He doesn't talk about it much, but President Trump's mother, Mary Anne MacLeod, grew up poor in the fishing village of Tong in the Scottish Highlands.
Inside Edition visited the tiny village and the home where MacLeod lived together with her parents and nine siblings. The home remains in the family.
Local historical writer Ian Stephen told Inside Edition that times were tough when MacLeod was growing up.
“This was not an easy place to make a living,” he said. “You have displaced communities; this is the aftermath of the First World War, between the wars, uneasy political times, and depression. So here we have someone who had very little choice but to try and make a new life."
In 1930, when she was only 17, MacLeod decided to pack her bags and move from her humble home all the way to New York City, where she planned to work as a maid. She left home with only $50 in her pocket and no plans to return.
She arrived on Ellis Island by ship. Immigration records described her as having fair hair, a fair complexion, blue eyes and standing 5-foot-8.
Nina Burleigh, author of “Golden Handcuffs: The Secret History of Trump's Women,” spoke to Inside Edition about the president’s mother. "She goes to work as a maid in the closest thing to an American castle that existed then, the Carnegie household. Andrew Carnegie was a Scot and there was a connection,” she said.
MacLeod lived in this building in Astoria, Queens, when she met real estate developer Fred Trump at a party. They quickly married in 1936 and went on to have five children, including now-President Trump.
The relationship between mother and son relationship reportedly wasn't always warm and fuzzy, though. He tends to avoid speaking about his mom's modest upbringing. "Up from the bootstraps isn't really his thing right?" said Burleigh. "The Trump name is synonymous with class. It's classy, it's royal. It's gilt it's gold."
After his inauguration, Trump prominently displayed a photo of his father in the Oval Office, but there was no sign of his mother initially, though he eventually he added one of her and paid tribute to her last Mother's Day.

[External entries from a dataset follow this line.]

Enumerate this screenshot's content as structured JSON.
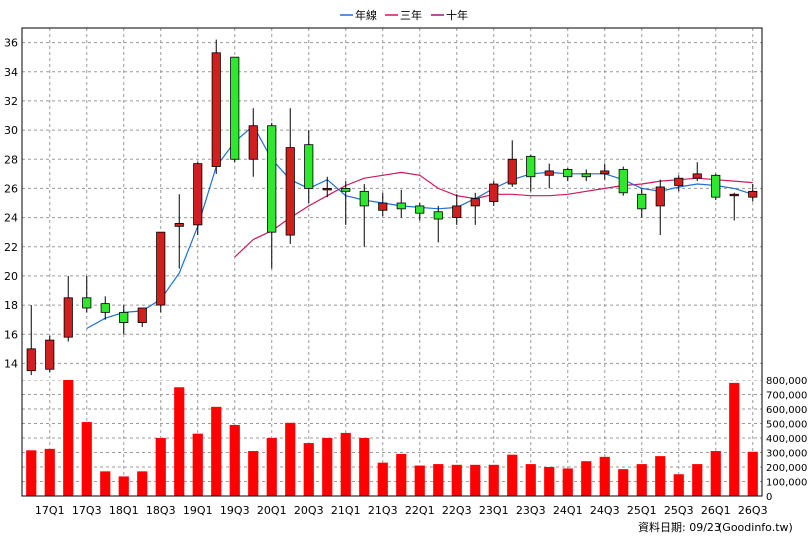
{
  "chart_data": {
    "type": "candlestick-with-volume",
    "legend": [
      {
        "name": "年線",
        "color": "#1f6fd6"
      },
      {
        "name": "三年",
        "color": "#d0175c"
      },
      {
        "name": "十年",
        "color": "#a0147a"
      }
    ],
    "footer": "資料日期: 09/23",
    "source": "(Goodinfo.tw)",
    "price_axis": {
      "min": 13,
      "max": 37,
      "ticks": [
        14,
        16,
        18,
        20,
        22,
        24,
        26,
        28,
        30,
        32,
        34,
        36
      ]
    },
    "volume_axis": {
      "min": 0,
      "max": 800000,
      "ticks": [
        "0",
        "100,000",
        "200,000",
        "300,000",
        "400,000",
        "500,000",
        "600,000",
        "700,000",
        "800,000"
      ],
      "tick_values": [
        0,
        100000,
        200000,
        300000,
        400000,
        500000,
        600000,
        700000,
        800000
      ]
    },
    "x_tick_labels": [
      "17Q1",
      "17Q3",
      "18Q1",
      "18Q3",
      "19Q1",
      "19Q3",
      "20Q1",
      "20Q3",
      "21Q1",
      "21Q3",
      "22Q1",
      "22Q3",
      "23Q1",
      "23Q3",
      "24Q1",
      "24Q3",
      "25Q1",
      "25Q3",
      "26Q1",
      "26Q3"
    ],
    "candles": [
      {
        "o": 13.5,
        "h": 18.0,
        "l": 13.2,
        "c": 15.0
      },
      {
        "o": 13.6,
        "h": 15.9,
        "l": 13.4,
        "c": 15.6
      },
      {
        "o": 15.8,
        "h": 20.0,
        "l": 15.5,
        "c": 18.5
      },
      {
        "o": 18.5,
        "h": 20.0,
        "l": 17.5,
        "c": 17.8
      },
      {
        "o": 18.1,
        "h": 18.6,
        "l": 17.0,
        "c": 17.5
      },
      {
        "o": 17.5,
        "h": 18.0,
        "l": 16.0,
        "c": 16.8
      },
      {
        "o": 16.8,
        "h": 17.8,
        "l": 16.5,
        "c": 17.8
      },
      {
        "o": 18.0,
        "h": 23.0,
        "l": 17.5,
        "c": 23.0
      },
      {
        "o": 23.4,
        "h": 25.6,
        "l": 20.5,
        "c": 23.6
      },
      {
        "o": 23.5,
        "h": 27.8,
        "l": 22.8,
        "c": 27.7
      },
      {
        "o": 27.5,
        "h": 36.2,
        "l": 27.0,
        "c": 35.3
      },
      {
        "o": 35.0,
        "h": 35.0,
        "l": 27.8,
        "c": 28.0
      },
      {
        "o": 28.0,
        "h": 31.5,
        "l": 26.8,
        "c": 30.3
      },
      {
        "o": 30.3,
        "h": 30.5,
        "l": 20.5,
        "c": 23.0
      },
      {
        "o": 22.8,
        "h": 31.5,
        "l": 22.2,
        "c": 28.8
      },
      {
        "o": 29.0,
        "h": 30.0,
        "l": 25.0,
        "c": 26.0
      },
      {
        "o": 26.0,
        "h": 26.8,
        "l": 25.4,
        "c": 26.0
      },
      {
        "o": 26.0,
        "h": 26.5,
        "l": 23.5,
        "c": 25.8
      },
      {
        "o": 25.8,
        "h": 26.3,
        "l": 22.0,
        "c": 24.8
      },
      {
        "o": 24.5,
        "h": 25.7,
        "l": 24.1,
        "c": 25.0
      },
      {
        "o": 25.0,
        "h": 25.9,
        "l": 24.0,
        "c": 24.6
      },
      {
        "o": 24.8,
        "h": 25.0,
        "l": 23.8,
        "c": 24.3
      },
      {
        "o": 24.4,
        "h": 24.8,
        "l": 22.3,
        "c": 23.9
      },
      {
        "o": 24.0,
        "h": 25.6,
        "l": 23.5,
        "c": 24.8
      },
      {
        "o": 24.8,
        "h": 25.7,
        "l": 23.5,
        "c": 25.3
      },
      {
        "o": 25.1,
        "h": 26.5,
        "l": 24.8,
        "c": 26.3
      },
      {
        "o": 26.3,
        "h": 29.3,
        "l": 26.1,
        "c": 28.0
      },
      {
        "o": 28.2,
        "h": 28.3,
        "l": 25.8,
        "c": 26.8
      },
      {
        "o": 26.9,
        "h": 27.7,
        "l": 26.0,
        "c": 27.2
      },
      {
        "o": 27.3,
        "h": 27.4,
        "l": 26.5,
        "c": 26.8
      },
      {
        "o": 27.0,
        "h": 27.3,
        "l": 26.5,
        "c": 26.8
      },
      {
        "o": 27.0,
        "h": 27.7,
        "l": 26.6,
        "c": 27.2
      },
      {
        "o": 27.3,
        "h": 27.5,
        "l": 25.5,
        "c": 25.7
      },
      {
        "o": 25.6,
        "h": 26.0,
        "l": 24.0,
        "c": 24.6
      },
      {
        "o": 24.8,
        "h": 26.6,
        "l": 22.8,
        "c": 26.1
      },
      {
        "o": 26.2,
        "h": 26.9,
        "l": 25.8,
        "c": 26.7
      },
      {
        "o": 26.7,
        "h": 27.8,
        "l": 26.5,
        "c": 27.0
      },
      {
        "o": 26.9,
        "h": 27.0,
        "l": 25.2,
        "c": 25.4
      },
      {
        "o": 25.5,
        "h": 25.7,
        "l": 23.8,
        "c": 25.6
      },
      {
        "o": 25.4,
        "h": 26.3,
        "l": 25.1,
        "c": 25.8
      }
    ],
    "volumes": [
      315000,
      325000,
      800000,
      510000,
      170000,
      135000,
      170000,
      400000,
      750000,
      430000,
      615000,
      490000,
      310000,
      400000,
      505000,
      365000,
      400000,
      435000,
      400000,
      230000,
      290000,
      210000,
      220000,
      215000,
      215000,
      215000,
      285000,
      220000,
      200000,
      190000,
      240000,
      270000,
      185000,
      220000,
      275000,
      150000,
      220000,
      310000,
      780000,
      305000
    ],
    "year_line": [
      null,
      null,
      null,
      16.4,
      17.1,
      17.5,
      17.6,
      18.4,
      20.2,
      23.4,
      27.5,
      29.2,
      30.3,
      28.0,
      26.6,
      26.0,
      26.6,
      25.5,
      25.2,
      25.0,
      24.8,
      24.7,
      24.6,
      24.7,
      25.3,
      26.0,
      26.6,
      27.0,
      27.1,
      27.0,
      27.0,
      27.0,
      26.6,
      26.0,
      25.8,
      26.1,
      26.3,
      26.2,
      26.0,
      25.6
    ],
    "three_year_line": [
      null,
      null,
      null,
      null,
      null,
      null,
      null,
      null,
      null,
      null,
      null,
      21.3,
      22.5,
      23.1,
      24.0,
      24.8,
      25.5,
      26.2,
      26.7,
      26.9,
      27.1,
      26.9,
      26.0,
      25.5,
      25.3,
      25.6,
      25.6,
      25.5,
      25.5,
      25.6,
      25.8,
      26.0,
      26.2,
      26.3,
      26.5,
      26.6,
      26.7,
      26.6,
      26.5,
      26.4
    ],
    "ten_year_line": [
      null,
      null,
      null,
      null,
      null,
      null,
      null,
      null,
      null,
      null,
      null,
      null,
      null,
      null,
      null,
      null,
      null,
      null,
      null,
      null,
      null,
      null,
      null,
      null,
      null,
      null,
      null,
      null,
      null,
      null,
      null,
      null,
      null,
      null,
      null,
      null,
      null,
      null,
      null,
      null
    ]
  }
}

"My mother was a great person. I learned so much from my mother. So much of what I’ve done and so much of what I’ve become is because of my mother,” he said.
Trump visited his mother's ancestral home in Scotland just once, in 2008, when he was looking for a spot to open a golf course. He spent only about 90 seconds inside the home before continuing on his business trip.
He spoke with the local press at the time, saying: "It’s nice to be here. My mother never lost her feeling for Scotland, she loved Scotland more than anything."